Health officials in New Brunswick are narrowing their search but still have not determined the source of an E. coli outbreak, two weeks after the first symptoms associated with the bacterium were detected.

Dr. Denis Allard, the province's deputy chief medical officer, said there have been 13 confirmed cases of people with E. coli O157, the same strain found during the Walkerton, Ont., water tragedy in 2000 that killed seven people. There are also 13 suspected cases.

Five people are in hospital, but none have developed any serious complications, he said. There had been as many as 14 people in hospital at one point.

Dr. Allard said testing has shown that the two cases reported in Saint John are of a slightly different strain than the 22 cases in Miramichi and two in Bathurst, and therefore aren't connected with the others.

"Because of that, it makes us think that it's not likely something that has been distributed throughout the province, but it might be some local contamination that might be occurring in Miramichi itself," he said.

Dr. Allard said the two patients in Bathurst had visited Miramichi and eaten in restaurants there before they became ill.

He said there are no problems with the municipal water supplies in Miramichi, so officials are stepping up their investigation of restaurants and foods in the Miramichi area in their effort to track a source.

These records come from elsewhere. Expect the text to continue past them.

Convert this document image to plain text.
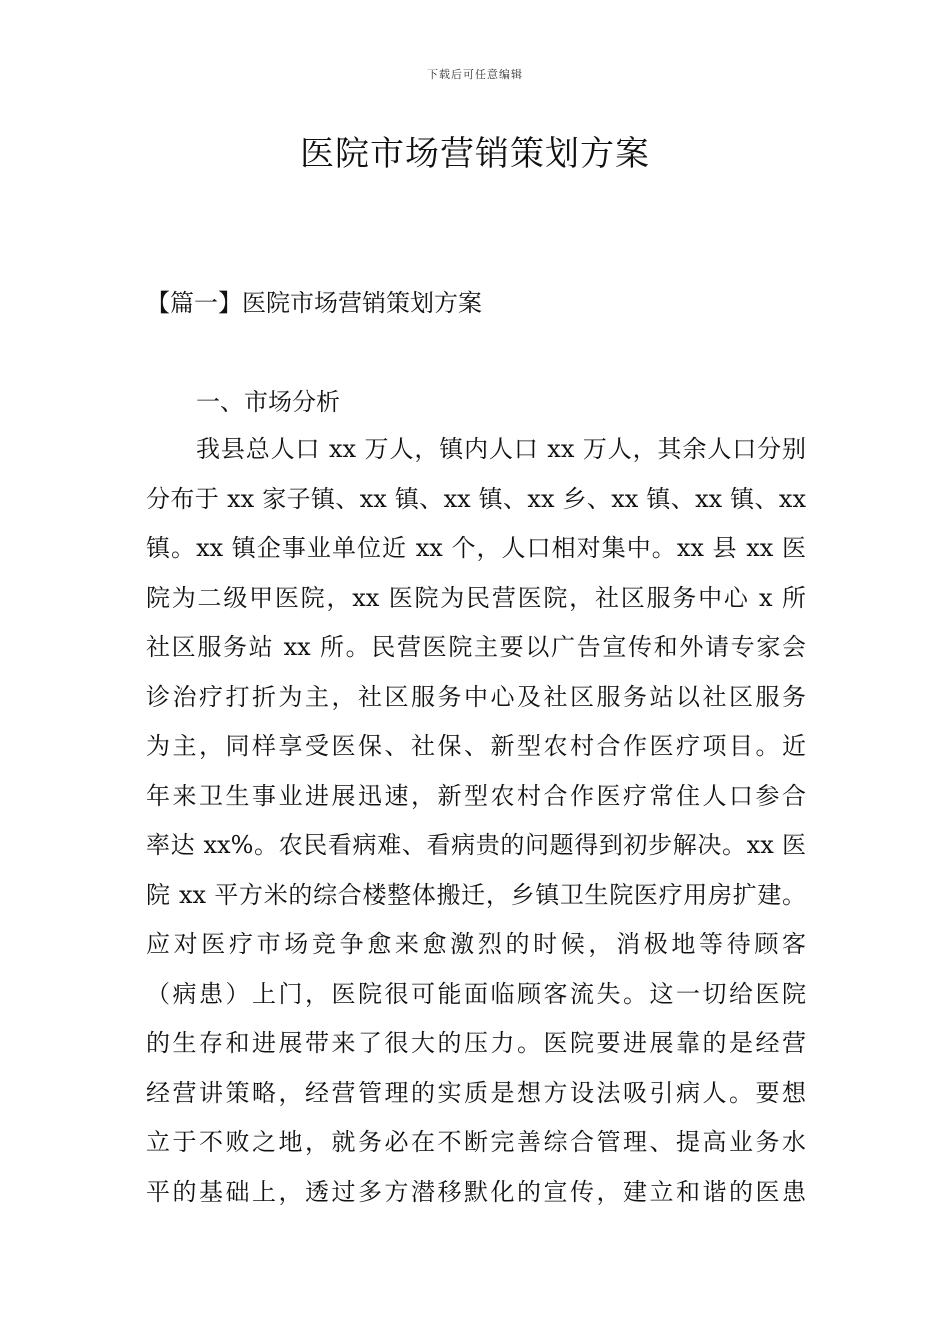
下载后可任意编辑
医院市场营销策划方案
【篇一】医院市场营销策划方案
一、市场分析
我县总人口 xx 万人，镇内人口 xx 万人，其余人口分别
分布于 xx 家子镇、xx 镇、xx 镇、xx 乡、xx 镇、xx 镇、xx
镇。xx 镇企事业单位近 xx 个，人口相对集中。xx 县 xx 医
院为二级甲医院，xx 医院为民营医院，社区服务中心 x 所
社区服务站 xx 所。民营医院主要以广告宣传和外请专家会
诊治疗打折为主，社区服务中心及社区服务站以社区服务
为主，同样享受医保、社保、新型农村合作医疗项目。近
年来卫生事业进展迅速，新型农村合作医疗常住人口参合
率达 xx%。农民看病难、看病贵的问题得到初步解决。xx 医
院 xx 平方米的综合楼整体搬迁，乡镇卫生院医疗用房扩建。
应对医疗市场竞争愈来愈激烈的时候，消极地等待顾客
（病患）上门，医院很可能面临顾客流失。这一切给医院
的生存和进展带来了很大的压力。医院要进展靠的是经营
经营讲策略，经营管理的实质是想方设法吸引病人。要想
立于不败之地，就务必在不断完善综合管理、提高业务水
平的基础上，透过多方潜移默化的宣传，建立和谐的医患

The Canadian Food Inspection Agency is assisting in the investigation.

The first patient reported having symptoms on April 23 and the most recent person believed to have contracted the bacterium became ill last Thursday.

New Brunswick gets an average of 12 cases of E. coli per year.

The Health Department is advising people to practice regular hand washing, washing of fruits and vegetables and properly cooking meat.